The online records do not explain why the judge reduced the bond, but Annarino told WRTV that nearly died while he was in the jail.
“Curtis, he’s not a criminal,” Annarino said. “He’s not a risk for running. He understands the severity of what happened."
Annarino said she is the woman described in the court documents as Walker’s donmestic violence victim. She’s identified by the initials “AA” in the affidavit.
She said she and Walker have been together for 12 years. He’s never been violent before, she said. Online court records show Walker has no prior criminal convictions in Indiana courts.
Walker, Annarino said, was diagnosed with mental illness in May 2020. He and his loved ones have been trying to get him help ever since, she said.
On the morning this happened, Annarino said, Walker lost control of his mind. He doesn’t even remember the incident, she said.
“He really was just sick and needed help,” Annarino said. “He literally, honestly, did not know what he was doing.”
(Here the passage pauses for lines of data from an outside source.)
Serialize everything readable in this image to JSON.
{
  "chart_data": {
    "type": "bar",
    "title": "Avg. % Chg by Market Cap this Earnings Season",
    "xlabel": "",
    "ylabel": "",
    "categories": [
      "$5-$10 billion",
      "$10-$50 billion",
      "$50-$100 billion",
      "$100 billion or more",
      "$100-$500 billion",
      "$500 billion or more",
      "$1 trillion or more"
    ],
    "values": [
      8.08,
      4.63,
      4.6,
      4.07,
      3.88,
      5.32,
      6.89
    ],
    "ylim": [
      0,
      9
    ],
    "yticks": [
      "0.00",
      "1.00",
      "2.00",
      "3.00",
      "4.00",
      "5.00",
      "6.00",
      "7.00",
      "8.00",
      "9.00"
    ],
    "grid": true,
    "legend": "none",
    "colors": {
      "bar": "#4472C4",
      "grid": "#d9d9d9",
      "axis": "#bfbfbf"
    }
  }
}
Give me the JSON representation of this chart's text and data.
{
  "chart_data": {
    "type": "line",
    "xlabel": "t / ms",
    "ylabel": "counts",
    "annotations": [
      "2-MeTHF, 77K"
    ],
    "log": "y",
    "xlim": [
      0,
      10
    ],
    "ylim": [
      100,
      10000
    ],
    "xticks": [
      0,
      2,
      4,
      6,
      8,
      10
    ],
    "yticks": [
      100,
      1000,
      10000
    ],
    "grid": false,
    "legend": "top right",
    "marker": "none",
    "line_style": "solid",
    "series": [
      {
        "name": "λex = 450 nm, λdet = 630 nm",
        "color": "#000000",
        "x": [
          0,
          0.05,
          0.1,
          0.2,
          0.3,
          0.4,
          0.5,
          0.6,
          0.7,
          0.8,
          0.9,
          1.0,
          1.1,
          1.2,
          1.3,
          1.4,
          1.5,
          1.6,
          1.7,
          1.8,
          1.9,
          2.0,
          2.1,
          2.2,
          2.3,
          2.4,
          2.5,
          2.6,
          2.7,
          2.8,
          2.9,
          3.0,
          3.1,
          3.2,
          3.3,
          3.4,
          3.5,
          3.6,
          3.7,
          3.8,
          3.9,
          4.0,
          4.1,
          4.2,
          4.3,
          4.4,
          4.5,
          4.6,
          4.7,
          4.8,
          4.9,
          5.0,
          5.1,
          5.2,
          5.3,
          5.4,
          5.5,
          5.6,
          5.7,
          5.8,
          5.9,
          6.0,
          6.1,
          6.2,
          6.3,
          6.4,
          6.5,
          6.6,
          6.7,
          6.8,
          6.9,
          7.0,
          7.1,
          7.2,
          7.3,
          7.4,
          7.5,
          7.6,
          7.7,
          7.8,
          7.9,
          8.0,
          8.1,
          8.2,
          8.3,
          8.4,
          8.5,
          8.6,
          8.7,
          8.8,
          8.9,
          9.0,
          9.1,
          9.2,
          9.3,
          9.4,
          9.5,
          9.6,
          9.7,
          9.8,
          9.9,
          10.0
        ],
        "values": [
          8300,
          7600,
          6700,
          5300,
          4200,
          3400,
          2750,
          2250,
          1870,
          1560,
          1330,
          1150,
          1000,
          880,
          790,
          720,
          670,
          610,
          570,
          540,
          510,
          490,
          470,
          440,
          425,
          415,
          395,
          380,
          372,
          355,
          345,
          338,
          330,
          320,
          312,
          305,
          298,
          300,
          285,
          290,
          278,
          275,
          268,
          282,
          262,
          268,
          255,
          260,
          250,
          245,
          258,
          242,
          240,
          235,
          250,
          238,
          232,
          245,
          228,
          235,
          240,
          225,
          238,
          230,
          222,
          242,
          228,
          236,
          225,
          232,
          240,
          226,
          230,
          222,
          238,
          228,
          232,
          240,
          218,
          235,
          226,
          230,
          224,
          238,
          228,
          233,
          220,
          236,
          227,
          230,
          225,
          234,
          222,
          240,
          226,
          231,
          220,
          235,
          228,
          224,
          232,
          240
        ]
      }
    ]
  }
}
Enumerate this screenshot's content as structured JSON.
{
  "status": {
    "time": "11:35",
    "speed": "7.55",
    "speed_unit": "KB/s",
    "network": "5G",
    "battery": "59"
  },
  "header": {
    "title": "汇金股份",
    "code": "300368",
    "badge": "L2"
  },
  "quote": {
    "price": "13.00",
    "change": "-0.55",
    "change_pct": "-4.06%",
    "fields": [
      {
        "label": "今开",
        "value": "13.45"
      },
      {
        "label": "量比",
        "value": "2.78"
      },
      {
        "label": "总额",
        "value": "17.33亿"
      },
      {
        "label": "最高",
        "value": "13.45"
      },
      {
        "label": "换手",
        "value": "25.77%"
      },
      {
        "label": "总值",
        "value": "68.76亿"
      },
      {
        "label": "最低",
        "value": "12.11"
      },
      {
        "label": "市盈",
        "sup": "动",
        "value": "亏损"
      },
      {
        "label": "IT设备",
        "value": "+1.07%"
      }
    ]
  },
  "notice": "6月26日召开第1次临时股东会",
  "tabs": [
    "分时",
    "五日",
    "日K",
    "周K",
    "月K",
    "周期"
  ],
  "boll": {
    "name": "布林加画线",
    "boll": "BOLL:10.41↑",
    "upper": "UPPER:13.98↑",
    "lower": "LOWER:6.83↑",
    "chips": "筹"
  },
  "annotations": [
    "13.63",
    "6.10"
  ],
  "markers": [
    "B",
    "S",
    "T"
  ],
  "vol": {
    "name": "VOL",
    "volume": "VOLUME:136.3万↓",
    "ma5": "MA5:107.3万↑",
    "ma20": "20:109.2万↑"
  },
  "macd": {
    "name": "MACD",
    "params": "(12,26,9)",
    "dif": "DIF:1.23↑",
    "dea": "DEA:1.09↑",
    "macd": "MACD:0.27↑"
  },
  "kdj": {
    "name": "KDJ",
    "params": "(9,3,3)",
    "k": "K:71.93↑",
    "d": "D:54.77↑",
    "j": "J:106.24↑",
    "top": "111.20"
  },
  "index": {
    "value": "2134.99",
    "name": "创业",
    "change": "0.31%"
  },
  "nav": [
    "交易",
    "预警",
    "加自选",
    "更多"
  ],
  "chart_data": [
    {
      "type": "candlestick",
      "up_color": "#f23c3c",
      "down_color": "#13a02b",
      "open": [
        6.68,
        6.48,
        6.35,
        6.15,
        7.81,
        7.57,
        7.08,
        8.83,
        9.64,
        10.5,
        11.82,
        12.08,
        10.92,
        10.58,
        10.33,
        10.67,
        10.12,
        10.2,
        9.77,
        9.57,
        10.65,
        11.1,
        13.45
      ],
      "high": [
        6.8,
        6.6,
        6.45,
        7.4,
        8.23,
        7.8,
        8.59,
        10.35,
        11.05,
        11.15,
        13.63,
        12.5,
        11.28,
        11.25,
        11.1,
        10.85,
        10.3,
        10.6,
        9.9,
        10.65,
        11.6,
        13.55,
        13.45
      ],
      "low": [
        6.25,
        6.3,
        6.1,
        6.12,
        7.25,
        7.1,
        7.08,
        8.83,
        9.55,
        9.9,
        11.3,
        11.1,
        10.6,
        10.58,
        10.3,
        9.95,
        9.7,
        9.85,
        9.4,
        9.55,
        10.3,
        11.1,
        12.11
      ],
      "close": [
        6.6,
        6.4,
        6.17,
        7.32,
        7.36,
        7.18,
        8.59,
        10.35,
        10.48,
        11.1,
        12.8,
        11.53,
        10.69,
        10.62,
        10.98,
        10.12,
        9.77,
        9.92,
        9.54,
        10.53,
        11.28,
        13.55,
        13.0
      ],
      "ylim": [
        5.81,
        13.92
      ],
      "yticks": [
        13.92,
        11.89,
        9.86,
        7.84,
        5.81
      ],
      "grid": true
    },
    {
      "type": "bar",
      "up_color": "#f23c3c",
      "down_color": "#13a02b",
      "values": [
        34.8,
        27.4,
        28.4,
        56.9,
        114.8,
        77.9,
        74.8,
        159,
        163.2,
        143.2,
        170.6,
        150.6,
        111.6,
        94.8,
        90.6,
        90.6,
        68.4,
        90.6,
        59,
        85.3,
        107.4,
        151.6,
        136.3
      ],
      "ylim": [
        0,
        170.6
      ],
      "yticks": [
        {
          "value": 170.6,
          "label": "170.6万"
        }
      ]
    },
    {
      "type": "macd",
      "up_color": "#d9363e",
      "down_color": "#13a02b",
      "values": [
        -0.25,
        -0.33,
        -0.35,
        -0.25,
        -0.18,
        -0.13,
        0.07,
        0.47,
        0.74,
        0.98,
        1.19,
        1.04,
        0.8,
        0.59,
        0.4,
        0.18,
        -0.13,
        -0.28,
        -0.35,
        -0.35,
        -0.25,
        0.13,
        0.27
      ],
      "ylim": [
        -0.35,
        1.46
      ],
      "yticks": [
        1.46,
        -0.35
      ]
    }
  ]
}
She said she is not angry at the police. The FOP should not be upset Walker was released, Annarino said, because he is no danger to anyone and “he can barely stand up on his own.”
“I told the people at 911 that he was having a mental break,” Annarino said. “It was really just a call to get him some help and it turned into something it shouldn’t have.”
Walker's jury trial is scheduled for Oct. 4, records show.